Die Frage ist nun, was ich nun machen kann. Ich liebe meine Kinder, und hatte bei beiden 1 Jahr Elternzeit. Ich geniesse es, Zeit mit Ihnen zu verbringen und mit Ihnen zu leben. Ich bin aber auch der Hauptverdiener unserer Familie und muss nun bald wieder voll arbeiten. Meine Frau hat eine Firma gegründet, für die sie 30-40 Stunden die Woche arbeitet. Leider wirft das aber (noch) nicht genug Geld ab, sodass das für sie bei einer Trennung zu einem echten Problem würde. Ich will aber auch noch gar nicht darüber nachdenken, wie wir unsere Leben organisieren könnten/müssten, wenn wir getrennt wären. Eigentlich geht es mir jetzt erst einmal darum, wie ich herausfinden kann, was ich für mich eigentlich will.
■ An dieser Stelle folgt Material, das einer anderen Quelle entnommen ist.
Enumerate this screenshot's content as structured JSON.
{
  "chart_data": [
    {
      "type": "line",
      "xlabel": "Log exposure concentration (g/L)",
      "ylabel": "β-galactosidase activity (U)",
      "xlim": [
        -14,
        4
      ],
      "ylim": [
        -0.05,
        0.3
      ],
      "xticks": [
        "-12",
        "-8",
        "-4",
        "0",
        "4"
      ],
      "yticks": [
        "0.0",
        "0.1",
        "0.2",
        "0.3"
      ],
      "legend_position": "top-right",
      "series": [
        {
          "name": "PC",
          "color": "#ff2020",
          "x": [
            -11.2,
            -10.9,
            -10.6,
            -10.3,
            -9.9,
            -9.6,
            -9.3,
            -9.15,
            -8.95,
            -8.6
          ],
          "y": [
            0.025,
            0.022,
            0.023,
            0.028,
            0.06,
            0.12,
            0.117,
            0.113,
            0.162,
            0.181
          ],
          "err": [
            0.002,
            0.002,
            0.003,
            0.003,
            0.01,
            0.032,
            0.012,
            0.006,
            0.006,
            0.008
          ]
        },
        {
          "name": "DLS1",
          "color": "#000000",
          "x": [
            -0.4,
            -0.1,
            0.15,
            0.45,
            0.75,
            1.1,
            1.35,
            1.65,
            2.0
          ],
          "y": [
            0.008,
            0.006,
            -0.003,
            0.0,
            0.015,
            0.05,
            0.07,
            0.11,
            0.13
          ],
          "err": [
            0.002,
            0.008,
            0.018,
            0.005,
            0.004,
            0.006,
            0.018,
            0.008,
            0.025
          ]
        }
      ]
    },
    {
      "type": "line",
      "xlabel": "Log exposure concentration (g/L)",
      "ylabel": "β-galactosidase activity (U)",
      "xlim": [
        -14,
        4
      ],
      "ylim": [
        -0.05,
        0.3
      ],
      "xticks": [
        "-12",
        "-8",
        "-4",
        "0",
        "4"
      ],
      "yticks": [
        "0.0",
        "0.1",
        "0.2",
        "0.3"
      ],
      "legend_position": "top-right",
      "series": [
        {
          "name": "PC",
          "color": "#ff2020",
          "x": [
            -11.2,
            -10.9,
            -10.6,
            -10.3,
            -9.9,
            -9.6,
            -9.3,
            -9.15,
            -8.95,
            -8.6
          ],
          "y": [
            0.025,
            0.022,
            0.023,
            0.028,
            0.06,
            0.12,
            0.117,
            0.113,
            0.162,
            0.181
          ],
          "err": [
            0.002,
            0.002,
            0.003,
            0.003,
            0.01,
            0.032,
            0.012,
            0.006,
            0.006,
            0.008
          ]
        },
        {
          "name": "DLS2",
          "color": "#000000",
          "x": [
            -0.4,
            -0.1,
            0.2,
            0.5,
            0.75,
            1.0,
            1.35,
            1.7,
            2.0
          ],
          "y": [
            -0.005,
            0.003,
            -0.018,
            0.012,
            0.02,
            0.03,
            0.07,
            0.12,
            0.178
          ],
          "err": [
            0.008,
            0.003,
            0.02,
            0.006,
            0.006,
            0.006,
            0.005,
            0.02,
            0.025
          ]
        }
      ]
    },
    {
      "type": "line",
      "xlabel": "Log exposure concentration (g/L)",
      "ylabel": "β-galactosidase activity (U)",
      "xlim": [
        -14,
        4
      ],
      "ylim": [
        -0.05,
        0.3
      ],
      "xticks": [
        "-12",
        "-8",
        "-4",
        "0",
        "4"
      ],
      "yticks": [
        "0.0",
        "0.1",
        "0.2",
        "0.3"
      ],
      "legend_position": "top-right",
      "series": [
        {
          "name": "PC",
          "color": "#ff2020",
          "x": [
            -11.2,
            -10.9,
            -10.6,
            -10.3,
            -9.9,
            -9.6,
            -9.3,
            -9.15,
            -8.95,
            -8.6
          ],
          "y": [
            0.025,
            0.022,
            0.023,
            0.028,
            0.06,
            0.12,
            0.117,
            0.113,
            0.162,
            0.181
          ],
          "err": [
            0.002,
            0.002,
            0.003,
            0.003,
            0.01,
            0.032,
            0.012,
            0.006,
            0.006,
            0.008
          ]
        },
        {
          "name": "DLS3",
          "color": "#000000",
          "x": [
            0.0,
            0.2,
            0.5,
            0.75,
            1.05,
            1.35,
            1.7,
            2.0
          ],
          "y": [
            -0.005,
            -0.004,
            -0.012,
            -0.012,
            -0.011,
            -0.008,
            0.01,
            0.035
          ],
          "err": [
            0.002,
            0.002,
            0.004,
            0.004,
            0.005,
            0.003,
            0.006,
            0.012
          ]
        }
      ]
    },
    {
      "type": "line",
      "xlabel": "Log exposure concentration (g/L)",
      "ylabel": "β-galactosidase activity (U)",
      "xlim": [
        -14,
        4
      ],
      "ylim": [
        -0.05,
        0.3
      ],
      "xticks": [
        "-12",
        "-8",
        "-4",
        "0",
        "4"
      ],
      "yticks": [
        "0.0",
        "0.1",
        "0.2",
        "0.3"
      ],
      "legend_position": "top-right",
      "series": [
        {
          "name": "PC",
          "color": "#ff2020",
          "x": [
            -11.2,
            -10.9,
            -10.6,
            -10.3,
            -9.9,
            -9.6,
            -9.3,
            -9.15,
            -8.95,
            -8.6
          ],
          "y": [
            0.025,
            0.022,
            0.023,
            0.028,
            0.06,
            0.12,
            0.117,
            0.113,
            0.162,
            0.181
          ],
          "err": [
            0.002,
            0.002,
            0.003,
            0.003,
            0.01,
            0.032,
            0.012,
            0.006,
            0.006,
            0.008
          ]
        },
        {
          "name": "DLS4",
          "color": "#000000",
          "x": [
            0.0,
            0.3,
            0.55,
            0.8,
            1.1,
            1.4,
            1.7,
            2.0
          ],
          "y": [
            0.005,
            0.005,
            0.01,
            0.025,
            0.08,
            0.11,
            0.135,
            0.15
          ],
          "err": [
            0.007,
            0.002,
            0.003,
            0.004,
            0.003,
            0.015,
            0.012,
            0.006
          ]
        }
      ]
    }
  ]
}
Ist schon fies. Mit meinem Leben bin ich total unglücklich und am Horizont zeichnet sich eventuell ein großes neues Glück ab.
Ich will aber eigentlich auch unsere Kinder nicht zu Scheidungskindern machen. Das haben sowohl meine Frau als auch ich hinter uns.
Wie ihr merkt ist das alles noch was wirr und ich freue mich auf eure Ratschläge und Fragen. Ich bin einfach nicht sonderlich geübt darin, mir über meine Gefühle Gedanken zu machen und zu ergründen, wo diese her kommen. Der einzige Mensch, dem ich mich recht gut anvertrauen kann, ist meine Frau - das ist bei diesem Thema aber leider ja nicht möglich. Damit meine ich nicht, dass ich nicht mit ihr reden will, aber ich muss ja selber erst noch richtig verstehen, was eigentlich los ist.